Nelle interviste con quasi una dozzina di dipendenti che sono andati in pensione di recente, molti hanno affermato di sentirsi a proprio agio nel tornare al lavoro ora che avevano ricevuto il vaccino di richiamo del coronavirus և. Quasi tutti hanno affermato di aver intrapreso lavori che soddisfano di più le loro esigenze, che si tratti di poter lavorare da remoto, viaggiare di meno o fissare i propri orari.

La buona notizia è dovuta alla domanda di dipendenti aggiuntivi per gli investitori, secondo l’articolo.

“Prima di tutto, questa è una storia ristretta del mercato del lavoro”, hanno detto [Nick] Bunker di Indeed, che ha aggiunto che le persone che si sono ritirate dopo la Grande Depressione hanno avuto una tale guarigione. “Per così tanto tempo l’anno scorso, la grande domanda nel mercato del lavoro è stata la seguente. Dove sono tutti i dipendenti? “Quest’anno li vediamo tornare”.

Il ritorno dei lavoratori americani assenti dal mercato del lavoro è una questione politica per i lobbisti d’affari.

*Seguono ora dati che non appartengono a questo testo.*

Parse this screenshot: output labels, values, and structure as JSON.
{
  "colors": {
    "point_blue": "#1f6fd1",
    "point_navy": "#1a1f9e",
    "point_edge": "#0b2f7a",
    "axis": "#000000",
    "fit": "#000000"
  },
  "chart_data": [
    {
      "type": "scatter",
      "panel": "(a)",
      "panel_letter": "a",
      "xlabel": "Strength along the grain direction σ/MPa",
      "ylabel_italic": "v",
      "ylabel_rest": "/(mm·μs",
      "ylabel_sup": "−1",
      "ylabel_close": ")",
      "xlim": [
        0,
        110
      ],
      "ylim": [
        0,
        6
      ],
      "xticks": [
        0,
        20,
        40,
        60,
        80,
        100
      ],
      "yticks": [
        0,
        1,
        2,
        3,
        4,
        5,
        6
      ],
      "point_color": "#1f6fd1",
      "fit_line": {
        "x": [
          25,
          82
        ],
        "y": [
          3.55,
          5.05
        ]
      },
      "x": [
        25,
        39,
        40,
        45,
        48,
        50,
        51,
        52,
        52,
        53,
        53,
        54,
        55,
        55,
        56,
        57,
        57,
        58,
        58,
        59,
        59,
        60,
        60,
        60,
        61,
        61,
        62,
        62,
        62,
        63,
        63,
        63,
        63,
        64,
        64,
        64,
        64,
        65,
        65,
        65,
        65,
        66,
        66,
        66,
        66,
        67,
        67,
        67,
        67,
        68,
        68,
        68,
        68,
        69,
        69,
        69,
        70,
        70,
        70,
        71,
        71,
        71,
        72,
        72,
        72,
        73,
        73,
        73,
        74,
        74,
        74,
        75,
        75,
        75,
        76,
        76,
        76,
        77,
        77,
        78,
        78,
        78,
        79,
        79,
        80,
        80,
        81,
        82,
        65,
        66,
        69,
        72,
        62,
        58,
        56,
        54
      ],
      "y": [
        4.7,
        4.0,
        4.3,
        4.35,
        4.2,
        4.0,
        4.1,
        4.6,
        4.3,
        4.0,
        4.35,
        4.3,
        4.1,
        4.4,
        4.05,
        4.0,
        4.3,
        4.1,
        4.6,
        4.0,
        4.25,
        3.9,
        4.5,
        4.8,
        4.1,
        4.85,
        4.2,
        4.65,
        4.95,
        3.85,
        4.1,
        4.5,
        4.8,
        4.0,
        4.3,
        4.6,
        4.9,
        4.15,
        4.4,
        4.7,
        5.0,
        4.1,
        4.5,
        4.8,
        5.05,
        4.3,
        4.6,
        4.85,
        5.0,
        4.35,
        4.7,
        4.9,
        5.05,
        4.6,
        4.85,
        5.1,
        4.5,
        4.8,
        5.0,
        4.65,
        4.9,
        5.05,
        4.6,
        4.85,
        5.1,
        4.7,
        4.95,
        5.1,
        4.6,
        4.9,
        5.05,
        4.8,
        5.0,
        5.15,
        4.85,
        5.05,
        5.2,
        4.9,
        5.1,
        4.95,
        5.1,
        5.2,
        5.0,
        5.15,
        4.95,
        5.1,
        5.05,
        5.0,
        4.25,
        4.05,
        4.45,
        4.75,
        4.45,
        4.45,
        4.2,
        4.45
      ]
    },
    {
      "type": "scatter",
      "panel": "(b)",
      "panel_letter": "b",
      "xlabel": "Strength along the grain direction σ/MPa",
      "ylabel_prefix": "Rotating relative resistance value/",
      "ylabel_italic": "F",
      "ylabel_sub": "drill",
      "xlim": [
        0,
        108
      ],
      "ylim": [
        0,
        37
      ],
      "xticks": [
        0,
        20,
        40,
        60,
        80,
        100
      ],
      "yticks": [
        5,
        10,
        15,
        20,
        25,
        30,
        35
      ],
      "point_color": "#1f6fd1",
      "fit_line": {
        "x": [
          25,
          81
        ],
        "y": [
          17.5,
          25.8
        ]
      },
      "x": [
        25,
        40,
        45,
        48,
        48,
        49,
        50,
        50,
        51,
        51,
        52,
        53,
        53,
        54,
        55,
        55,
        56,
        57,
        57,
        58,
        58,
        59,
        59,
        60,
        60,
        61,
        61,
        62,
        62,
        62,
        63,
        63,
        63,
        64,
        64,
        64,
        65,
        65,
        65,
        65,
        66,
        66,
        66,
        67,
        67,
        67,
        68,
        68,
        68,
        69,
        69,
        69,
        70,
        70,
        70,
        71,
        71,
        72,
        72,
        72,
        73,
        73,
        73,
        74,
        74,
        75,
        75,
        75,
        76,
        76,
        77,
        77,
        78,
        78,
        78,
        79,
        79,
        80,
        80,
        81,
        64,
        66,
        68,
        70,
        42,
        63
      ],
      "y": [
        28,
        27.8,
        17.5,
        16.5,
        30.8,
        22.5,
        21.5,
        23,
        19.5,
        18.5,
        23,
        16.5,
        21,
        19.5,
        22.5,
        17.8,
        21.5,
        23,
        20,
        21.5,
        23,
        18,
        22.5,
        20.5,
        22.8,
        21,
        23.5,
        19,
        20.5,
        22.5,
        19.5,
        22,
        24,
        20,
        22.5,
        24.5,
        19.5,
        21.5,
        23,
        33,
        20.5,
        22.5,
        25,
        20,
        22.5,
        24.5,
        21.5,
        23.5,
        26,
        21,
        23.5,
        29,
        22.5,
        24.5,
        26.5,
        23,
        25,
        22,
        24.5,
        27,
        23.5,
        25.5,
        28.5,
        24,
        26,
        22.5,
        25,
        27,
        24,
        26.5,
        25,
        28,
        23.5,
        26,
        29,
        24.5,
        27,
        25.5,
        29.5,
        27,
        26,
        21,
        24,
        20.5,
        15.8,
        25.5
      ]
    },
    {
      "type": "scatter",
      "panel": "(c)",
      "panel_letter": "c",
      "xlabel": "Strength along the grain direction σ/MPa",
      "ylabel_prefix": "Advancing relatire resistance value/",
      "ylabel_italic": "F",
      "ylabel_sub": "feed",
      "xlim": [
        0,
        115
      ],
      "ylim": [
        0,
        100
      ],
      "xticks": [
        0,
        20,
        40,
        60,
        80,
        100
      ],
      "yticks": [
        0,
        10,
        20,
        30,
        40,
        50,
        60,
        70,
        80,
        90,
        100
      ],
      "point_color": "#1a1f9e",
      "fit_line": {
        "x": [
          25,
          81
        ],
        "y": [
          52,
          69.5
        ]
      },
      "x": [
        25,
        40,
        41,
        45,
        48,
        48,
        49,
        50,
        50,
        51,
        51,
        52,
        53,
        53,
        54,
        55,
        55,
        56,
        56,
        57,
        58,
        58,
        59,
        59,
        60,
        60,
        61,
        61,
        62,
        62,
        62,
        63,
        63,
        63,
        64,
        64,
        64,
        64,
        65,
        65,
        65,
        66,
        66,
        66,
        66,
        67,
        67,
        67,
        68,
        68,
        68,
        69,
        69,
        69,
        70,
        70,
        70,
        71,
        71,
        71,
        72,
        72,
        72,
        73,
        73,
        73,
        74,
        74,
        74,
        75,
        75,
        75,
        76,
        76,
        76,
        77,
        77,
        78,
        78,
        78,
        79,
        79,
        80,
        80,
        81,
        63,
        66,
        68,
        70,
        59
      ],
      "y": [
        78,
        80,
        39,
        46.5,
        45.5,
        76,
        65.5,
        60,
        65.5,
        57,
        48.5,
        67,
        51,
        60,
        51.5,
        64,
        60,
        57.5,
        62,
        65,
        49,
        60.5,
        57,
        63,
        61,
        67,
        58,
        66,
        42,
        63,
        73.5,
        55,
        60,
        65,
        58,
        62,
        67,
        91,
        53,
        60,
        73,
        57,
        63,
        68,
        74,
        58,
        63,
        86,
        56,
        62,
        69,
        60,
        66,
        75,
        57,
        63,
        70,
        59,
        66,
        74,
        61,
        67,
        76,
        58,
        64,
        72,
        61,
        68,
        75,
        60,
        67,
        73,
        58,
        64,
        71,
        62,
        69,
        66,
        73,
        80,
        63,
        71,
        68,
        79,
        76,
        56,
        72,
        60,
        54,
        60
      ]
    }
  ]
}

I lobbisti stanno dicendo ai legislatori statunitensi che devono portare più immigrati per garantire che i datori di lavoro statunitensi abbiano abbastanza dipendenti per offrire i loro stipendi.

“Gli Stati Uniti ora hanno quasi il doppio del numero di posti vacanti che abbiamo a disposizione”, ha affermato Neil Bradley, direttore delle politiche presso la Camera di commercio degli Stati Uniti. Lui continuò.

Ogni giorno sentiamo dalle aziende che la carenza di lavoratori è la loro sfida principale, influisce sulla capacità del Paese di mitigare le interruzioni della catena di approvvigionamento, controllare l’inflazione e continuare la nostra ripresa economica. È tempo che il Congresso lavori su soluzioni come la modernizzazione del nostro sistema di immigrazione rotto e l’ampliamento dell’accesso alle opzioni di assistenza all’infanzia per aiutare a riempire i nostri 11,5 milioni di posti vacanti.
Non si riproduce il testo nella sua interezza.